Personne n’est contre le principe « un individu = une
voix ». Mais les partisans d’une réaffirmation de la France veulent en
réalité favoriser le déséquilibre entre population d’origine européenne et
population kanak, contribuant à réactiver la dichotomie ethnique. Drôle de
conception de la démocratie…
Le Congrès de la Nouvelle-Calédonie, parlement local, a pourtant dénoncé
cette fuite en avant d’une métropole qui s’appuie sur les ultras caldoches,
partisans d’une solution violente. Les « loyalistes » ne sont pas
loyaux à la France et à la République mais à un ordre colonial profondément
injuste, comme l’atteste leur organisation en milices.

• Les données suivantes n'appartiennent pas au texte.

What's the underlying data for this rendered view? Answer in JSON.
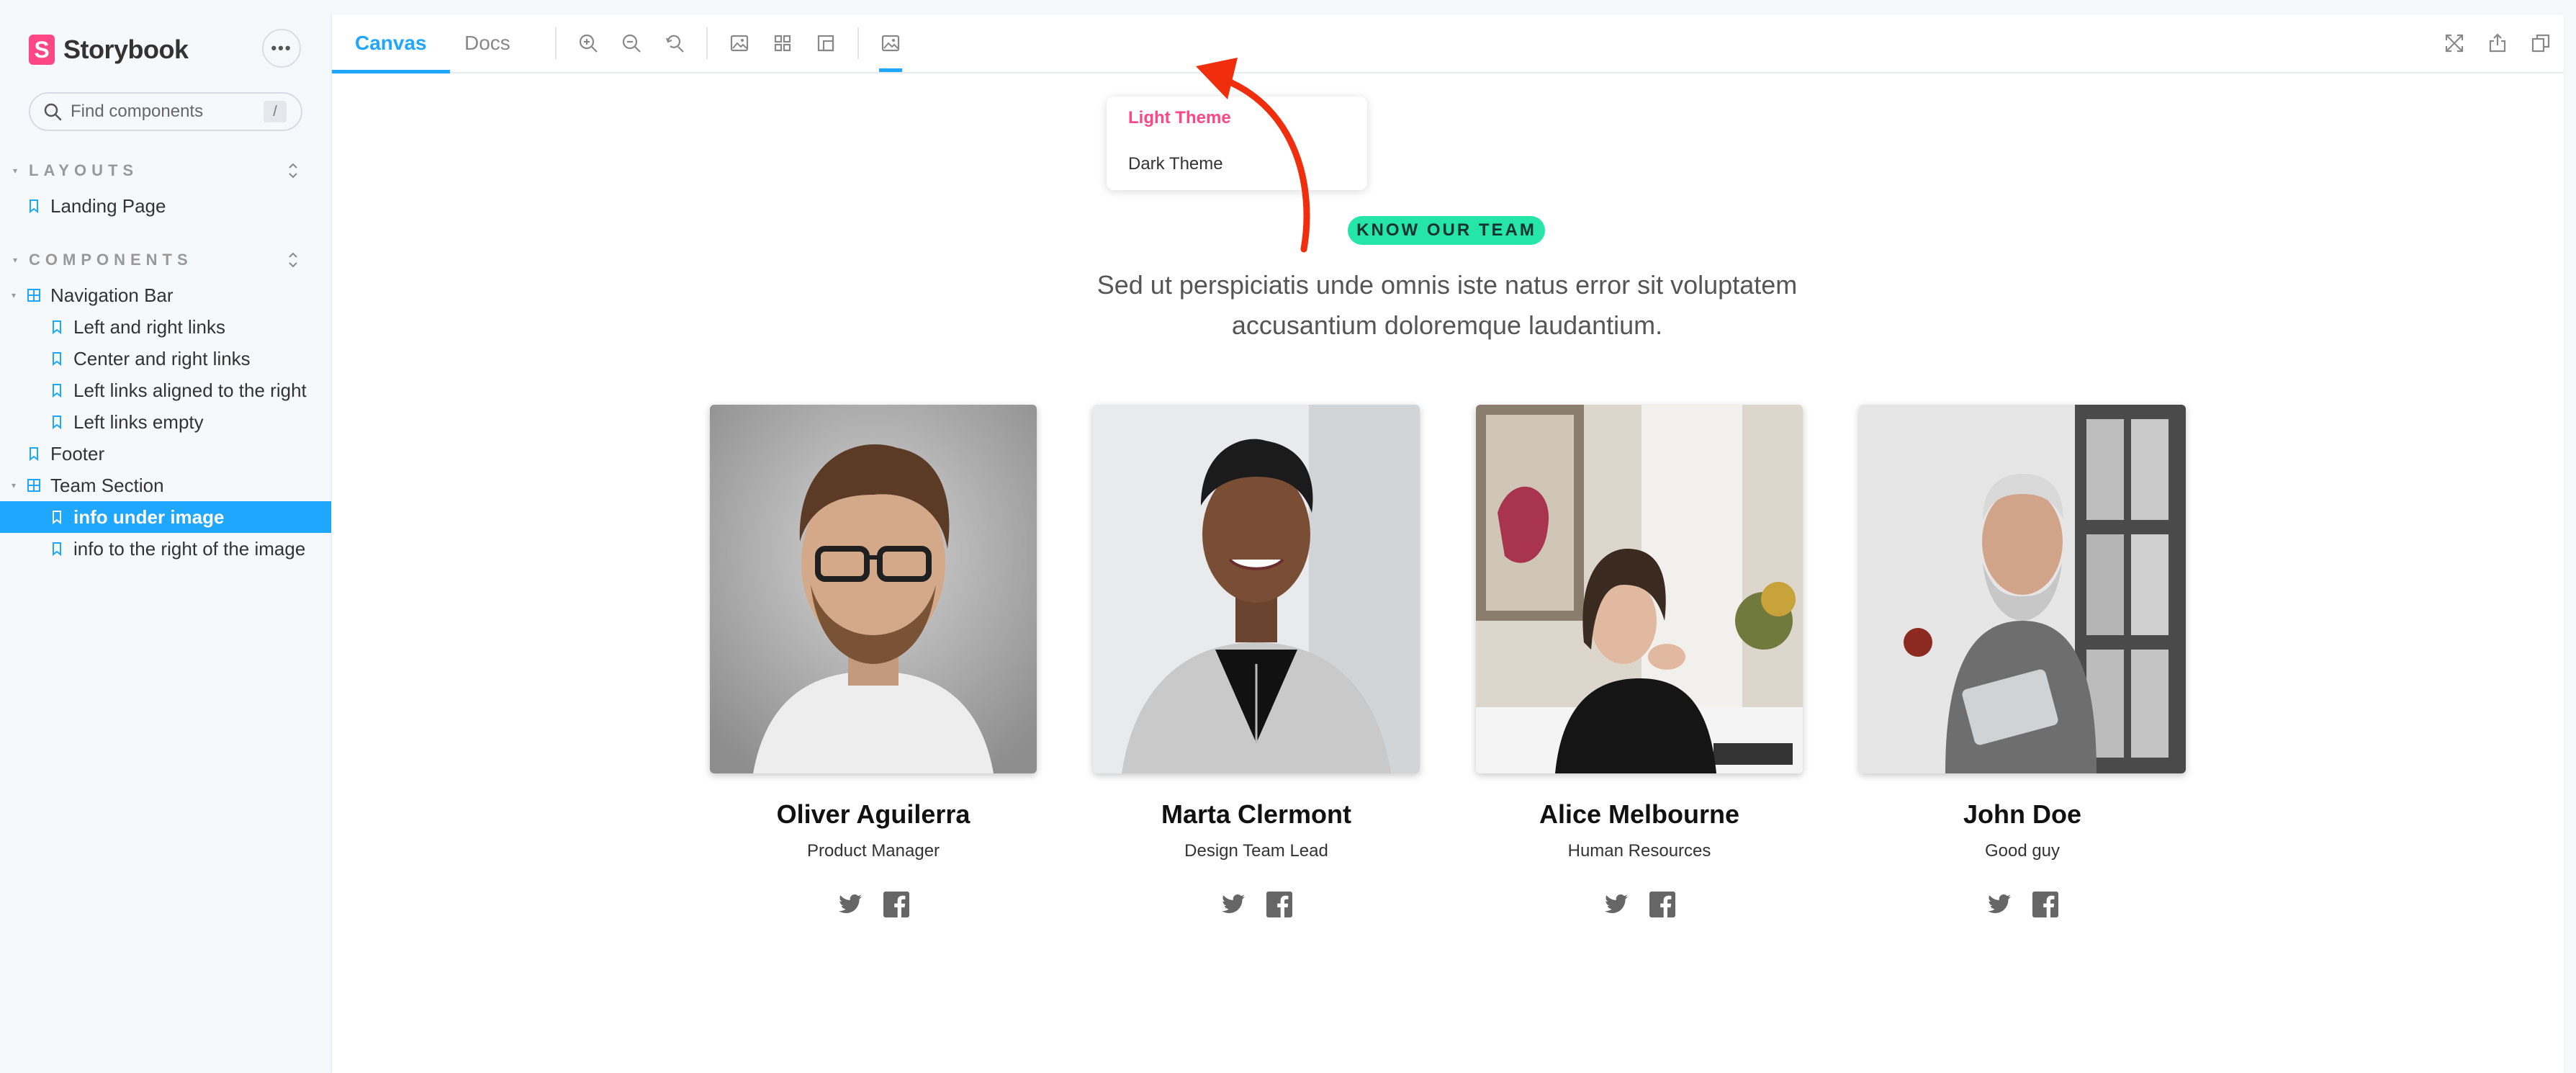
{
  "brand": {
    "logo_letter": "S",
    "name": "Storybook"
  },
  "sidebar": {
    "menu_label": "•••",
    "search": {
      "placeholder": "Find components",
      "shortcut": "/"
    },
    "groups": [
      {
        "title": "LAYOUTS"
      },
      {
        "title": "COMPONENTS"
      }
    ],
    "items": [
      {
        "label": "Landing Page",
        "type": "story"
      },
      {
        "label": "Navigation Bar",
        "type": "component"
      },
      {
        "label": "Left and right links",
        "type": "story"
      },
      {
        "label": "Center and right links",
        "type": "story"
      },
      {
        "label": "Left links aligned to the right",
        "type": "story"
      },
      {
        "label": "Left links empty",
        "type": "story"
      },
      {
        "label": "Footer",
        "type": "story"
      },
      {
        "label": "Team Section",
        "type": "component"
      },
      {
        "label": "info under image",
        "type": "story",
        "selected": true
      },
      {
        "label": "info to the right of the image",
        "type": "story"
      }
    ]
  },
  "toolbar": {
    "tabs": [
      {
        "label": "Canvas",
        "active": true
      },
      {
        "label": "Docs",
        "active": false
      }
    ],
    "icons": [
      "zoom-in-icon",
      "zoom-out-icon",
      "zoom-reset-icon",
      "background-icon",
      "grid-icon",
      "measure-icon",
      "theme-icon"
    ],
    "right_icons": [
      "fullscreen-icon",
      "share-icon",
      "copy-icon"
    ]
  },
  "theme_menu": {
    "options": [
      {
        "label": "Light Theme",
        "active": true
      },
      {
        "label": "Dark Theme",
        "active": false
      }
    ]
  },
  "content": {
    "badge": "KNOW OUR TEAM",
    "subtitle_line1": "Sed ut perspiciatis unde omnis iste natus error sit voluptatem",
    "subtitle_line2": "accusantium doloremque laudantium.",
    "team": [
      {
        "name": "Oliver Aguilerra",
        "role": "Product Manager"
      },
      {
        "name": "Marta Clermont",
        "role": "Design Team Lead"
      },
      {
        "name": "Alice Melbourne",
        "role": "Human Resources"
      },
      {
        "name": "John Doe",
        "role": "Good guy"
      }
    ]
  },
  "colors": {
    "accent_blue": "#1ea7fd",
    "accent_pink": "#ff4785",
    "badge_green": "#25e6a7",
    "annotation_red": "#f02d0c"
  }
}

Maintenant que faire ? La responsabilité de toutes les forces
politiques locales pour trouver une solution apaisée nous oblige donc à
entendre leur message et à renoncer à ce projet de loi. Le président de la
République, car c’est lui qui choisira, doit renoncer à convoquer le Congrès.
Vouloir réaffirmer le retour à l’ordre, en prolongeant l’état d’urgence, sans
solution politique de long terme et d’apaisement est une illusion.
D’autant que l’urgence n’est pas, n’est plus, à une réforme
constitutionnelle. Il faut avant tout reconstruire le pays, lourdement abîmé,
socialement et économiquement, plongé dans une crise du nickel qui emploie près
d’un habitant sur quatre. Il faut, ensuite, remettre indépendantistes et
Caldoches autour de la table, peut-être par une mission de médiation, qui ne
peut être que plurielle, pluraliste, et acceptée par l’ensemble des parties
prenantes.
Si les colons ont la montre, les Kanak ont le temps. Il faut donc reprendre
les discussions, le temps de la palabre, pour panser les plaies et se donner
une chance de reprendre le chemin vers un destin commun.
Il faut construire la suite des accords de Nouméa pour réaliser une
citoyenneté calédonienne et concrétiser le droit à l’autodétermination du
peuple kanak. La France doit être à la hauteur de ce rendez-vous.